Consider the following program code, where pow() is the exponentiation function.

f (int n)
{
    if (n <= 1) return 1;
    return f(n-1) + g(n) + g(pow(2, n-1));
}

g (int n)
{
    if (n <= 1) return 1;
    return 1 + g(n/2);
}

What is the worst-case time complexity of $f(n)$?

• A. $O(2^n)$
• B. $O(n^2)$
• C. $O(2^n \log (n))$
• D. $O( \log ^n (n))$

Comments

$f(n)=f(n-1)+g(n)+g(2^{n-1})$

---

$g(n) = g(n/2)+1$

=> $g(n) = \Theta (logn)$ //Master Theorem

 

$g(2^{n-1})=g(2^{n-2})+1$

This will stop when value = 1, which is possible when the exponent reaches 0. So, we'll keep subtracting 1 from n till it reaches 0. => $\Theta (n)$

---

So,

$f(n)=f(n-1)+\Theta (logn)+\Theta (n)$

=> $f(n)=f(n-1)+ n$

=> $f(n)=O(n^2)$

 

Sorry, don't know how to solve it formally. :(

Answer 1

$\begin{array}{ll} T^1(n) & = T^1( \frac{n}{2})+\theta (1) \\ T^1(n) & = O( \log_2 n) \dots (1) \\ T(n) & = T(n-1)+T^1(n) +T^1(2^n) \\ \Leftrightarrow T(n) & = T(n-1)+O( \log_2 n ) +O(n) \text{Using 1} \\ T(n) & = \Sigma_{i=1}^n O(i) + \Sigma_{i=1}^n O( \log i) \\ & = O(n^2)+O( \log n!) \\ & = O(n^2)+O( \log_n n) \\ & = O(n^2)+O( n \log n) \\ & = O(n^2) \end{array}$
So option B is correct.

Comments

@Applied Course either you or only god knows that what logic you're applying in your explanations? perhaps you don't know the definition of big-oh, all options are correct :/

Answer 2

@Arjun

Sir can you please verify my answer

from observation we can say time complexity of g(n) is O(log n)

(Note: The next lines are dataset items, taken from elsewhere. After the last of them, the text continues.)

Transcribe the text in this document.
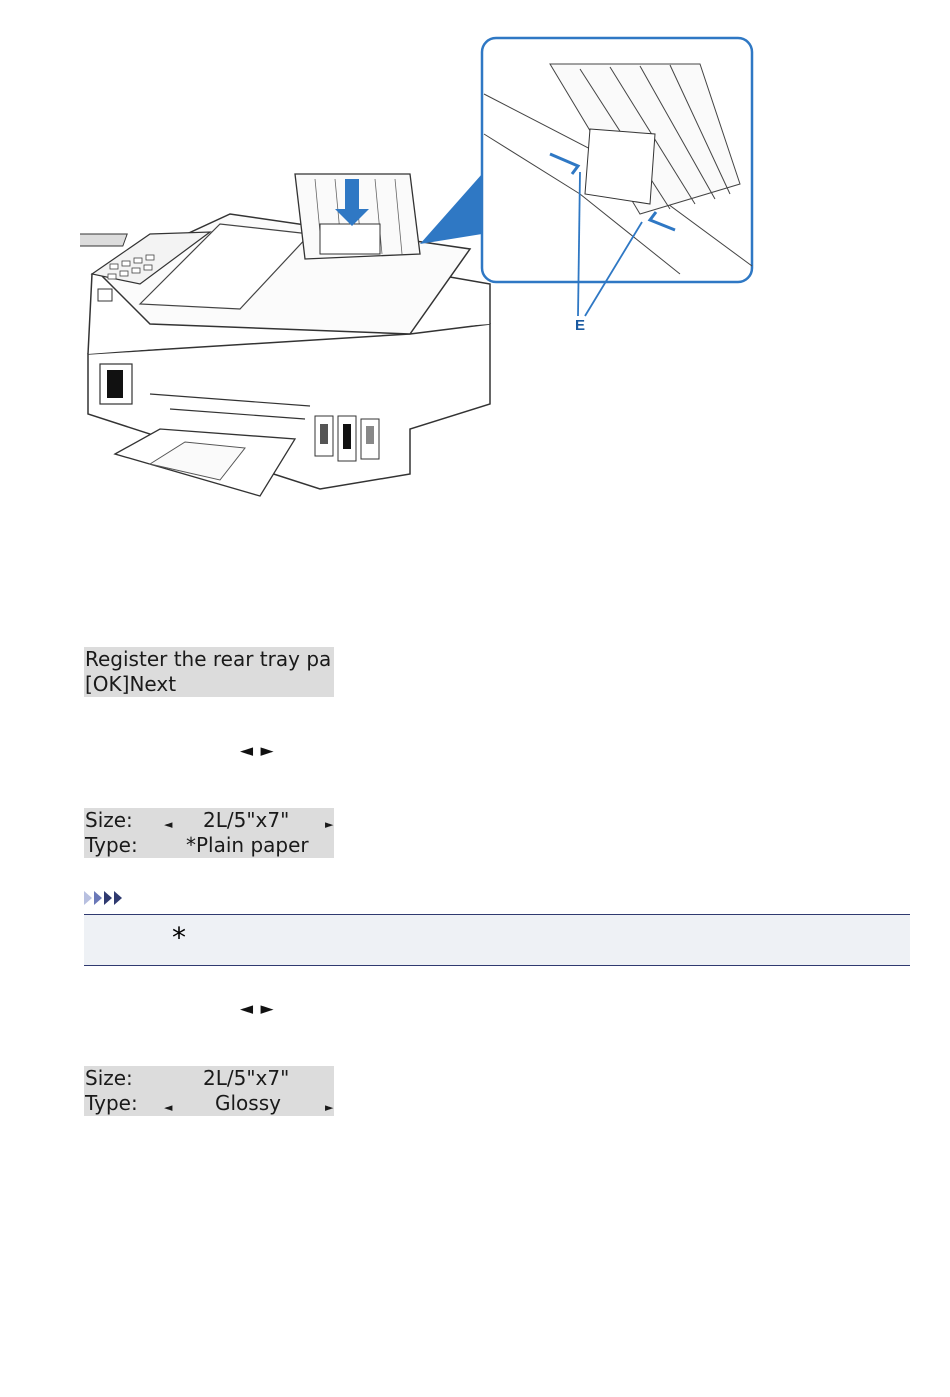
E
Register the rear tray pa
[OK]Next
◄ ►
Size:	◄ 2L/5"x7"	►
Type: *Plain paper
*
◄ ►
Size:	2L/5"x7"
Type: ◄ Glossy	►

hence time complexity for g($2^{n-1}$) will be O(log($2^{n-1}$)) = O(n)

Now

f(n-1) + g(n) + g(pow(2, n-1));

this statement will be called n times

                        f(n-1)                                                   + g(n)                                                 + g(pow(2, n-1));

        Not doing any work                                                 O(log n)                                               O(n)

hence overall                                                    max(    n times x O(log n)                        ,       n times x O(n))

hecne times complexity is O($n^{2}$)